Tyler Fitch

Wherein one learns they're doing Chef cookbook dependency management manually

• Tyler Fitch • chef and berkshelf

TL;DR

The Chef DK has Berkshelf bundled in it to handle cookbook dependency management, so take advantage of that being available to you.

Question:

How do I ensure all my cookbook’s dependencies are on the Chef server?

Using cookbook upload:

knife deps  cookbooks/alpha  | xargs knife upload

Updated cookbooks/alpha

As an aside to this, we have looked to place community cookbook source into a separate directory, and set the cookbook path in the knife config. But the knife deps command does not seem to use that configuration. For example chef-client cookbook and related are in community_cookbooks dir rather than cookbooks folder.

knife deps  cookbooks/mongo —tree

cookbooks/mongo
--cookbooks/chef-client
----cookbooks/cron
----cookbooks/logrotate
----cookbooks/windows
------cookbooks/chef_handler

Does knife deps make use of the knife config(cookbook_path) and repo config or just use the metadata found in each of the cookbooks?

Answer:

The command above is basically come straight out of our Chef docs from https://docs.chef.io/knife_deps.html

It is great that the instructions “from the source” are being used, BUT

When you’re using knife deps it is definitely using the knife.rb to determine the chef-repo-path value. I have not actually used knife deps myself to see how it’d handle two different directories as cookbook sources, but what I have read says knife will not handle that. But this brings up a point I want to highlight which is the dependencies on the Chef Server vs. the local development machine. deps is thinking like the server (or the client), and on the server the cookbooks are all in a single Org. But on your local development machine, this correlation is not expected, or even required. Local cookbook directories can be anywhere. Dependencies like a community cookbook especially could be anywhere (or nowhere). I store mine in ~/source/gh/opscode-cookbooks/cron for example and my personal cookbook in ~/source/gh/tfitch/why-run-alerting depends on cron, but the cron cookbook on my machine is no where “near it”.

The knife deps cookbooks/mongo | xargs knife upload command looks like you’re trying to find all dependencies for the cookbook and upload them, right? Then I’d like you to meet Berkshelf! Conveniently bundled in the Chef DK.

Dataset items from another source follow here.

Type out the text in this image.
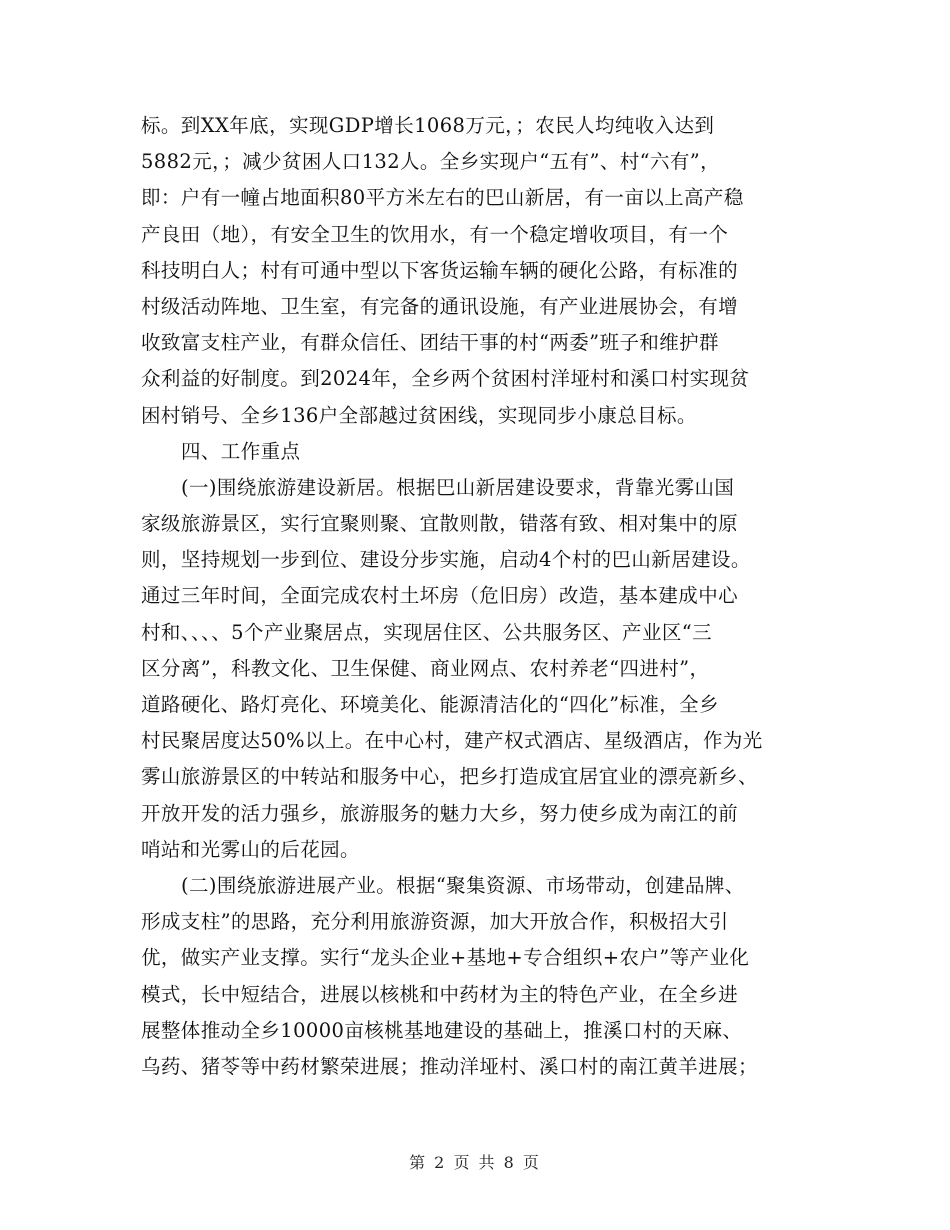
标。到XX年底，实现GDP增长1068万元，；农民人均纯收入达到
5882元，；减少贫困人口132人。全乡实现户“五有”、村“六有”，
即：户有一幢占地面积80平方米左右的巴山新居，有一亩以上高产稳
产良田（地），有安全卫生的饮用水，有一个稳定增收项目，有一个
科技明白人；村有可通中型以下客货运输车辆的硬化公路，有标准的
村级活动阵地、卫生室，有完备的通讯设施，有产业进展协会，有增
收致富支柱产业，有群众信任、团结干事的村“两委”班子和维护群
众利益的好制度。到2024年，全乡两个贫困村洋垭村和溪口村实现贫
困村销号、全乡136户全部越过贫困线，实现同步小康总目标。
四、工作重点
(一)围绕旅游建设新居。根据巴山新居建设要求，背靠光雾山国
家级旅游景区，实行宜聚则聚、宜散则散，错落有致、相对集中的原
则，坚持规划一步到位、建设分步实施，启动4个村的巴山新居建设。
通过三年时间，全面完成农村土坏房（危旧房）改造，基本建成中心
村和、、、、5个产业聚居点，实现居住区、公共服务区、产业区“三
区分离”，科教文化、卫生保健、商业网点、农村养老“四进村”，
道路硬化、路灯亮化、环境美化、能源清洁化的“四化”标准，全乡
村民聚居度达50%以上。在中心村，建产权式酒店、星级酒店，作为光
雾山旅游景区的中转站和服务中心，把乡打造成宜居宜业的漂亮新乡、
开放开发的活力强乡，旅游服务的魅力大乡，努力使乡成为南江的前
哨站和光雾山的后花园。
(二)围绕旅游进展产业。根据“聚集资源、市场带动，创建品牌、
形成支柱”的思路，充分利用旅游资源，加大开放合作，积极招大引
优，做实产业支撑。实行“龙头企业+基地+专合组织+农户”等产业化
模式，长中短结合，进展以核桃和中药材为主的特色产业，在全乡进
展整体推动全乡10000亩核桃基地建设的基础上，推溪口村的天麻、
乌药、猪苓等中药材繁荣进展；推动洋垭村、溪口村的南江黄羊进展；
第 2 页 共 8 页
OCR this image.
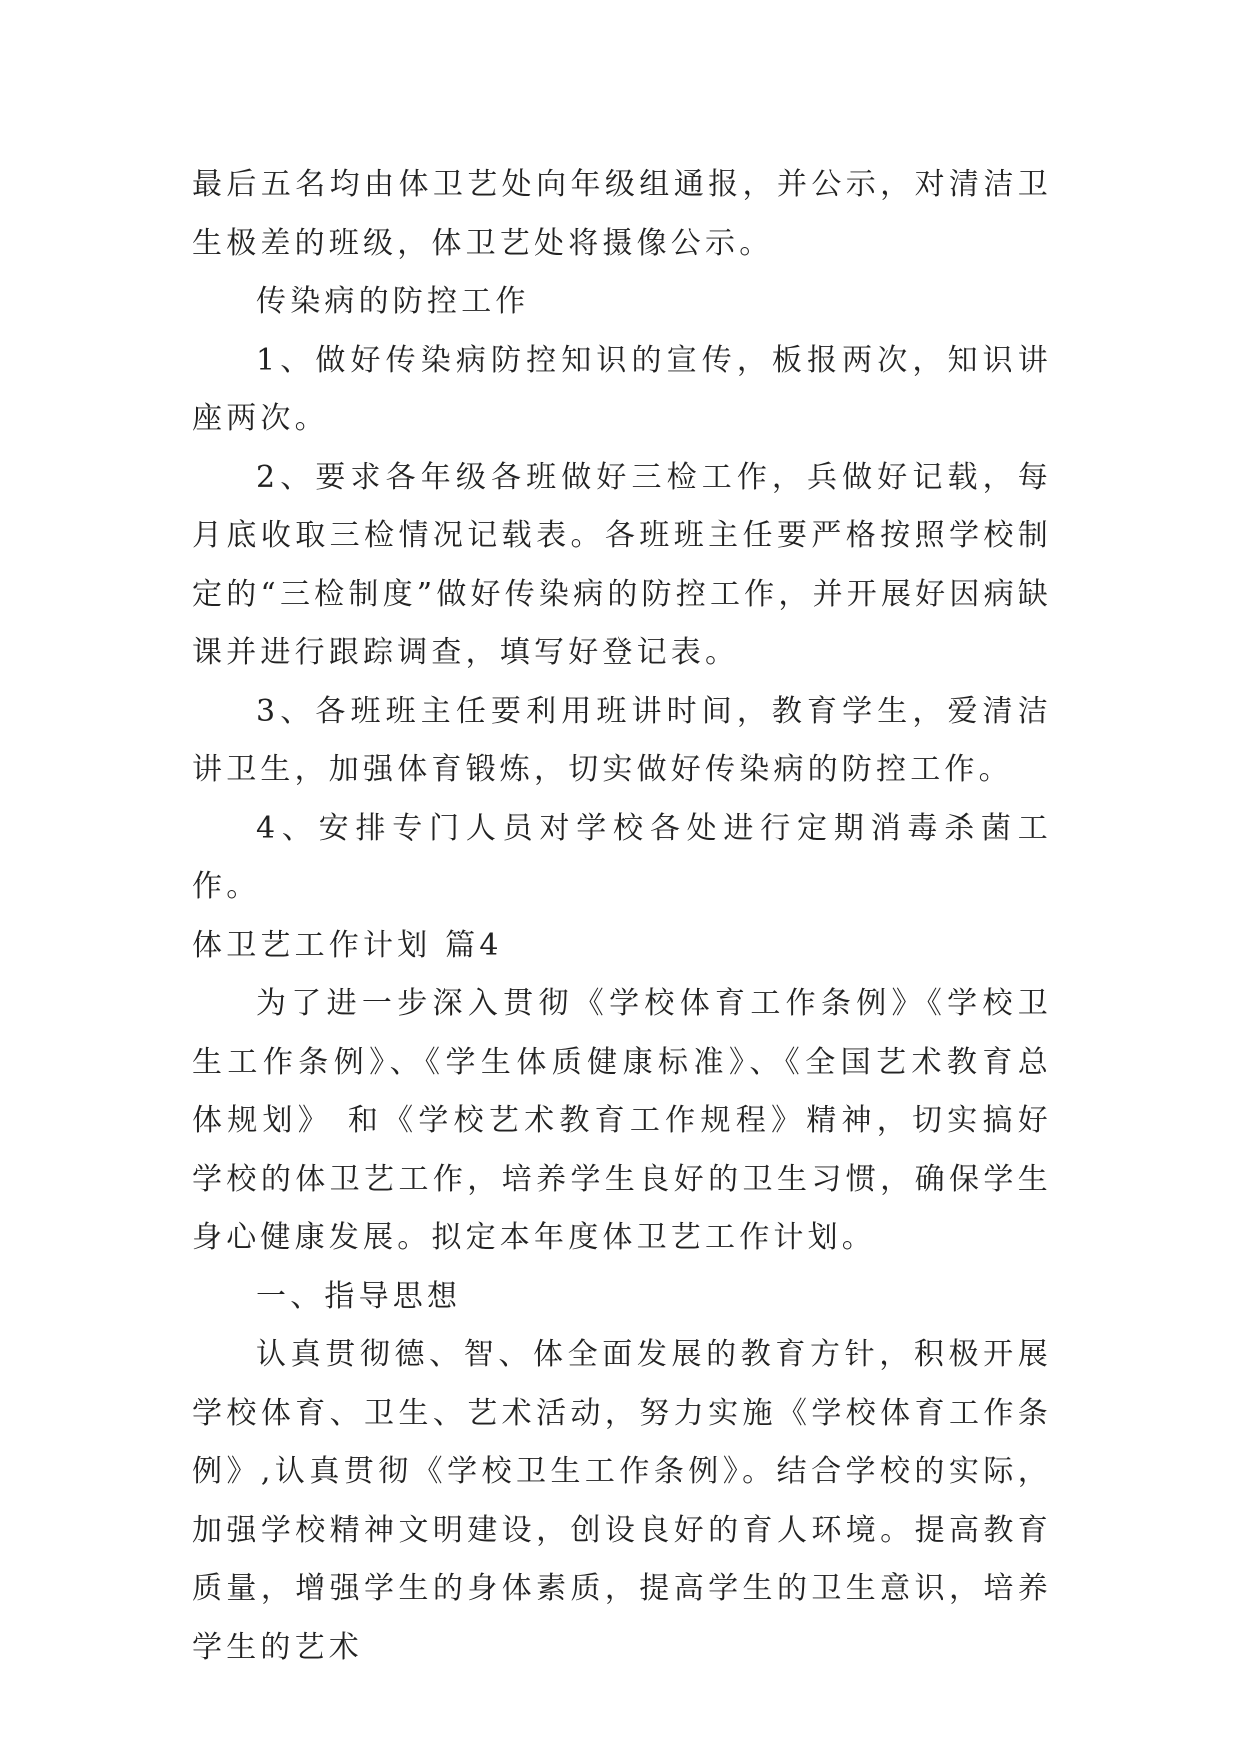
最后五名均由体卫艺处向年级组通报，并公示，对清洁卫生极差的班级，体卫艺处将摄像公示。

传染病的防控工作

1、做好传染病防控知识的宣传，板报两次，知识讲座两次。

2、要求各年级各班做好三检工作，兵做好记载，每月底收取三检情况记载表。各班班主任要严格按照学校制定的“三检制度”做好传染病的防控工作，并开展好因病缺课并进行跟踪调查，填写好登记表。

3、各班班主任要利用班讲时间，教育学生，爱清洁讲卫生，加强体育锻炼，切实做好传染病的防控工作。

4、安排专门人员对学校各处进行定期消毒杀菌工作。

体卫艺工作计划 篇4

为了进一步深入贯彻《学校体育工作条例》《学校卫生工作条例》、《学生体质健康标准》、《全国艺术教育总体规划》 和《学校艺术教育工作规程》精神，切实搞好学校的体卫艺工作，培养学生良好的卫生习惯，确保学生身心健康发展。拟定本年度体卫艺工作计划。

一、指导思想

认真贯彻德、智、体全面发展的教育方针，积极开展学校体育、卫生、艺术活动，努力实施《学校体育工作条例》,认真贯彻《学校卫生工作条例》。结合学校的实际，加强学校精神文明建设，创设良好的育人环境。提高教育质量，增强学生的身体素质，提高学生的卫生意识，培养学生的艺术
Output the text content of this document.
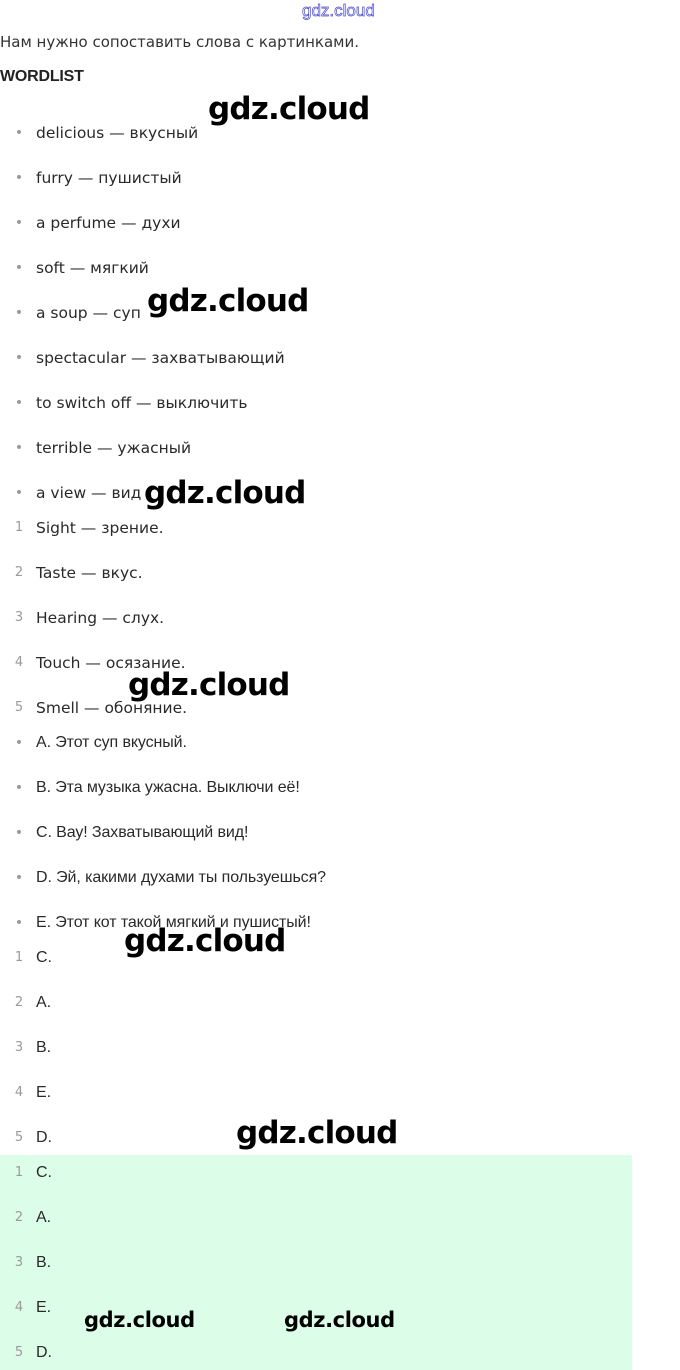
gdz.cloud
Нам нужно сопоставить слова с картинками.
WORDLIST
• delicious — вкусный
• furry — пушистый
• a perfume — духи
• soft — мягкий
• a soup — суп
• spectacular — захватывающий
• to switch off — выключить
• terrible — ужасный
• a view — вид
1 Sight — зрение.
2 Taste — вкус.
3 Hearing — слух.
4 Touch — осязание.
5 Smell — обоняние.
• A. Этот суп вкусный.
• B. Эта музыка ужасна. Выключи её!
• C. Вау! Захватывающий вид!
• D. Эй, какими духами ты пользуешься?
• E. Этот кот такой мягкий и пушистый!
1 C.
2 A.
3 B.
4 E.
5 D.
1 C.
2 A.
3 B.
4 E.
5 D.
gdz.cloud
gdz.cloud
gdz.cloud
gdz.cloud
gdz.cloud
gdz.cloud
gdz.cloud	gdz.cloud
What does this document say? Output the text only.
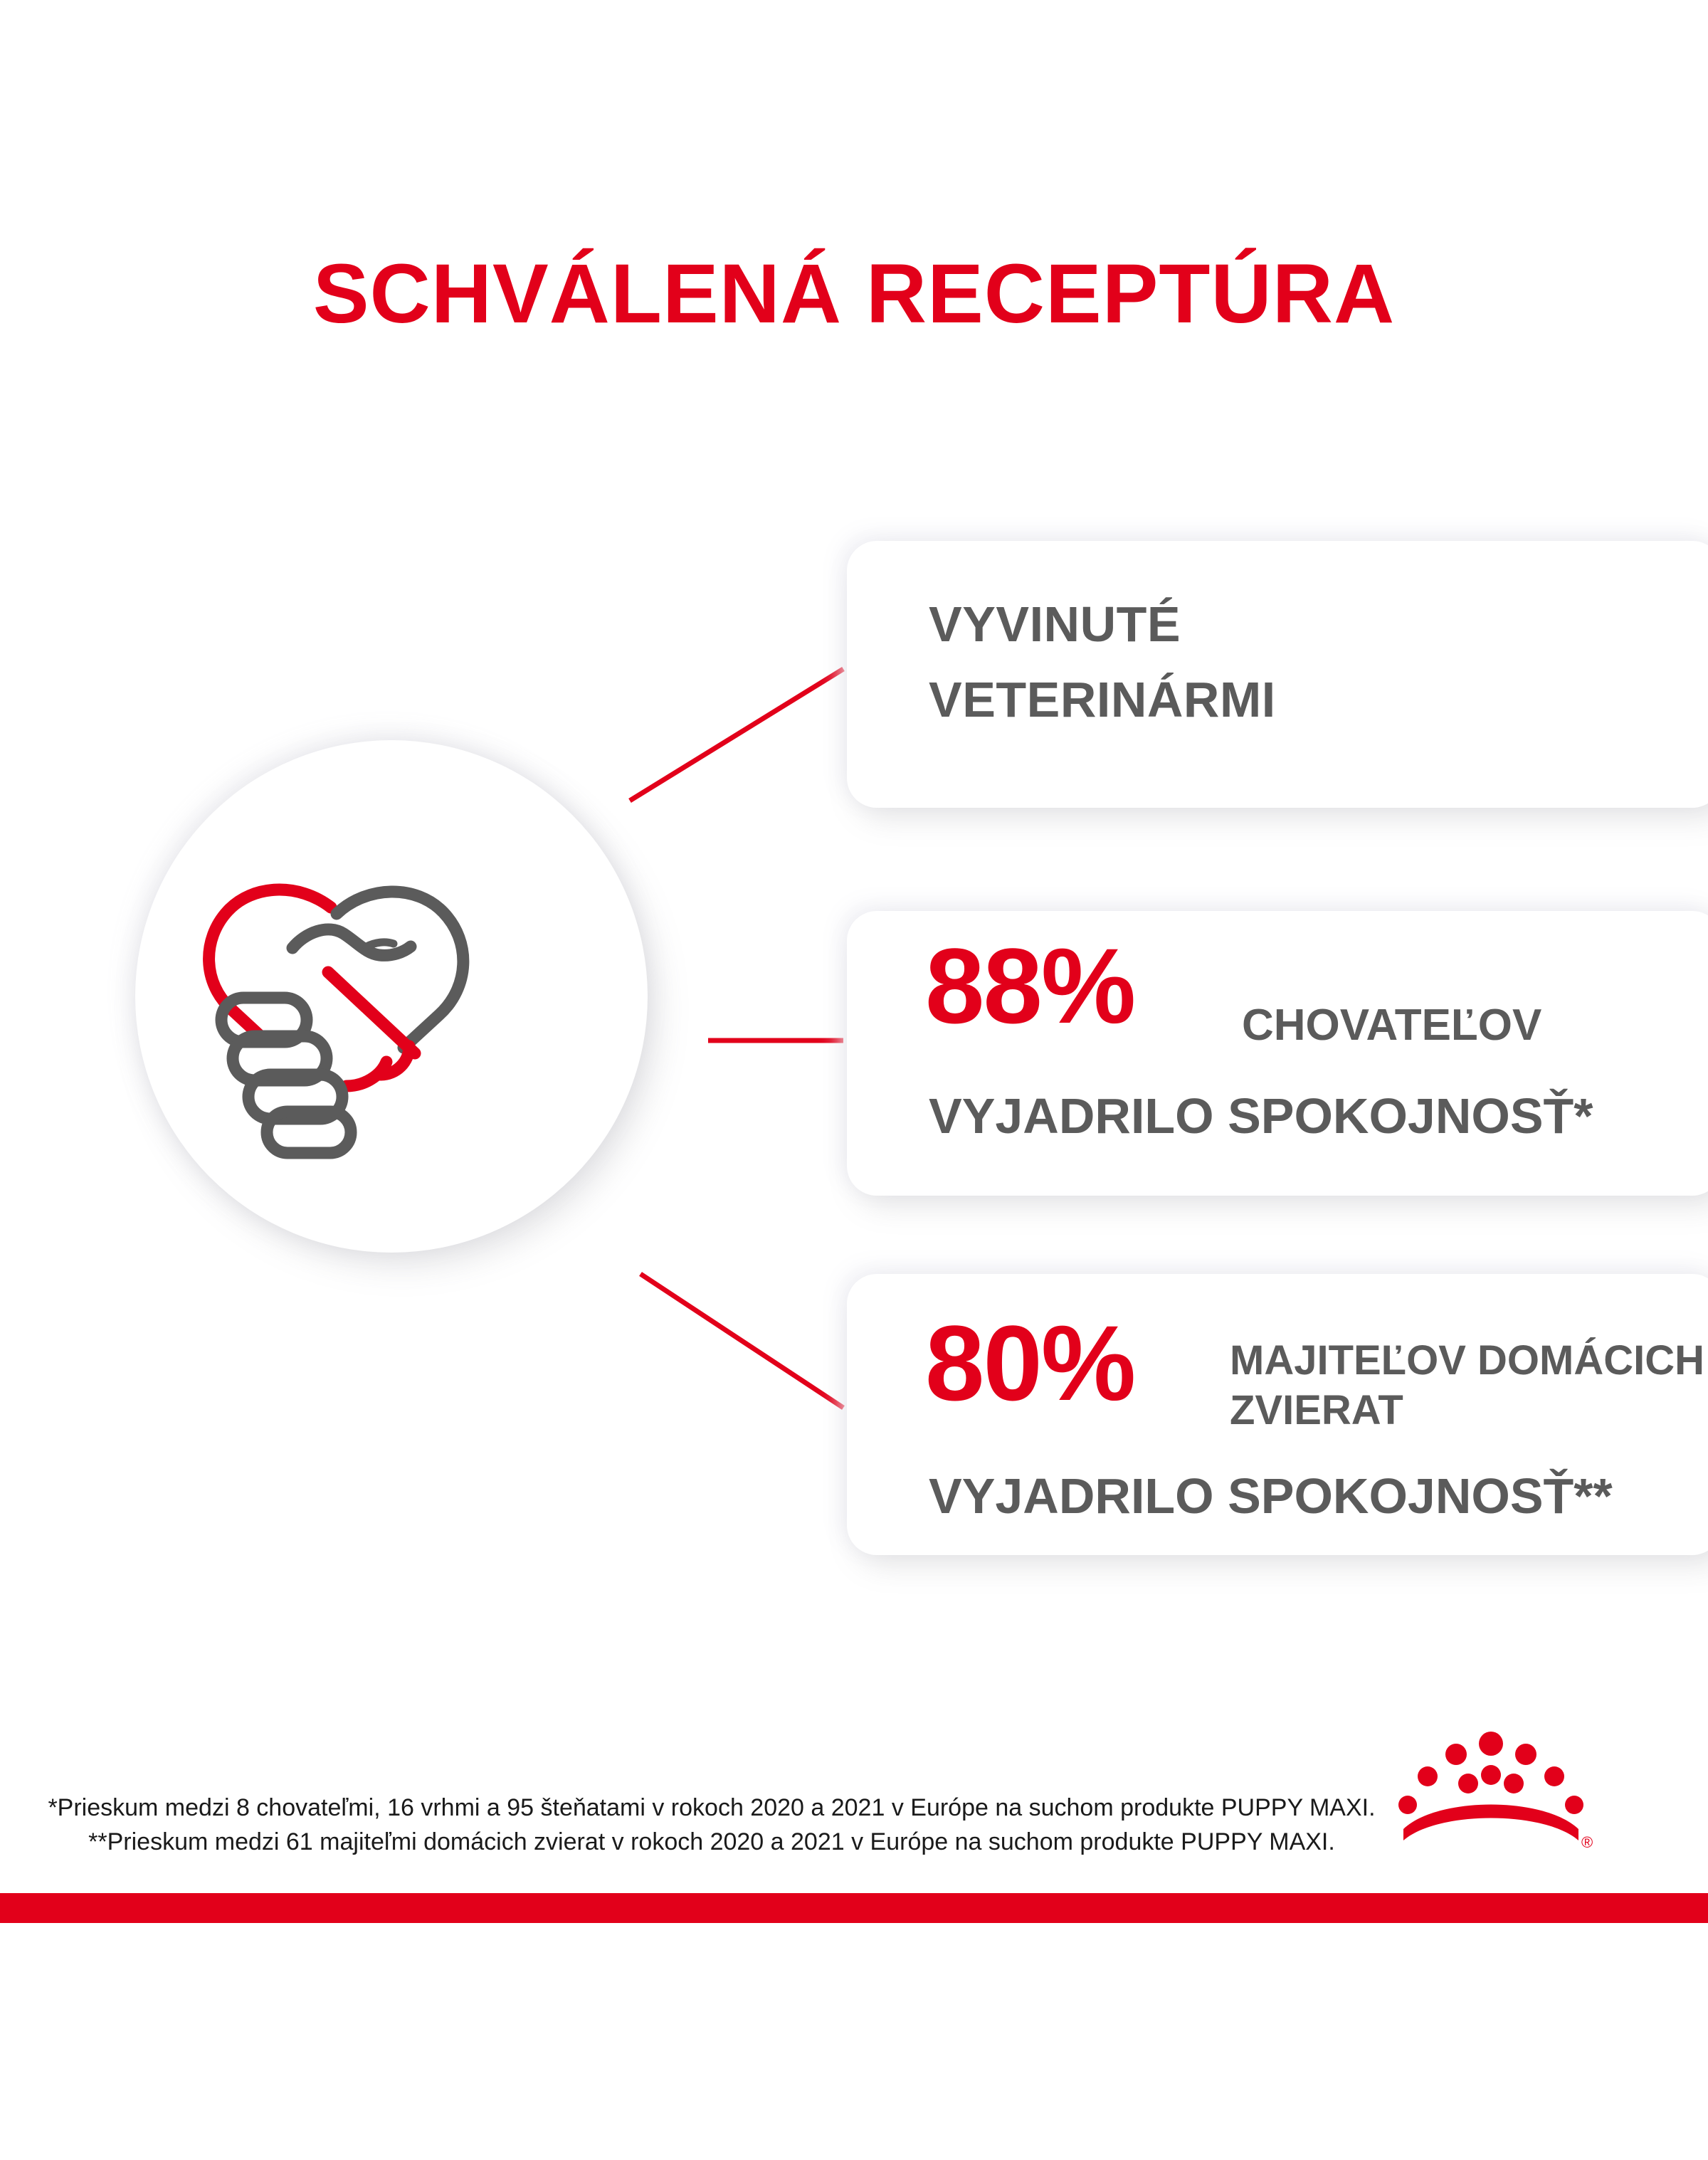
SCHVÁLENÁ RECEPTÚRA
VYVINUTÉ
VETERINÁRMI
88% CHOVATEĽOV
VYJADRILO SPOKOJNOSŤ*
80% MAJITEĽOV DOMÁCICH
ZVIERAT
VYJADRILO SPOKOJNOSŤ**
*Prieskum medzi 8 chovateľmi, 16 vrhmi a 95 šteňatami v rokoch 2020 a 2021 v Európe na suchom produkte PUPPY MAXI.
**Prieskum medzi 61 majiteľmi domácich zvierat v rokoch 2020 a 2021 v Európe na suchom produkte PUPPY MAXI.	®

Berkshelf can pull your cookbook’s dependent cookbooks down locally and upload them to your server without you actually having to see them. Think Maven pulling down Java libraries or npm pulling down JS packages as an analogy. Community cookbooks will get stored by default in a .berkshelf directory in your user’s home directory, and shared as needed. So if you have 5 cookbooks depending on the community cron cookbook, berkshelf just manages that for you, stores the one copy locally and when depends 'cron' comes up in any cookbook’s metadata.rb, berks upload will make sure that requirement is met automatically on the Chef Server.

Potential caveat here, if you’re modifying the community cookbooks after downloading from the Internet, then make sure you’re using the path: '/where/you/store/community_cookbooks' setting for cookbooks in the Berksfile. It’ll prevent you from automatically using the community cookbook with the same name. And under the hood, if you have a custom cron cookbook and also use the community cron cookbook, Berkshelf handles this in the .berkshelf directory for you so you can still use both.

Finally, Berkshelf supports custom installs of the Chef Supermarket as a “lookup location” for community cookbooks. Meaning, if you’re running an install of the Supermarket behind your firewall and it has a couple cookbooks, maybe ‘ntp’ and ‘hostsfile’ that have the standard settings for all corporate servers. Well, you can configure the Berksfile to know that when you say you need the ntp cookbook, it’ll look at your Supermarket first, find it and use it. This can be very helpful to grow usage of shared things in your company as you all grow with Chef, and save people the trouble of reinventing the wheel to solve typical configuration settings people encounter at your company.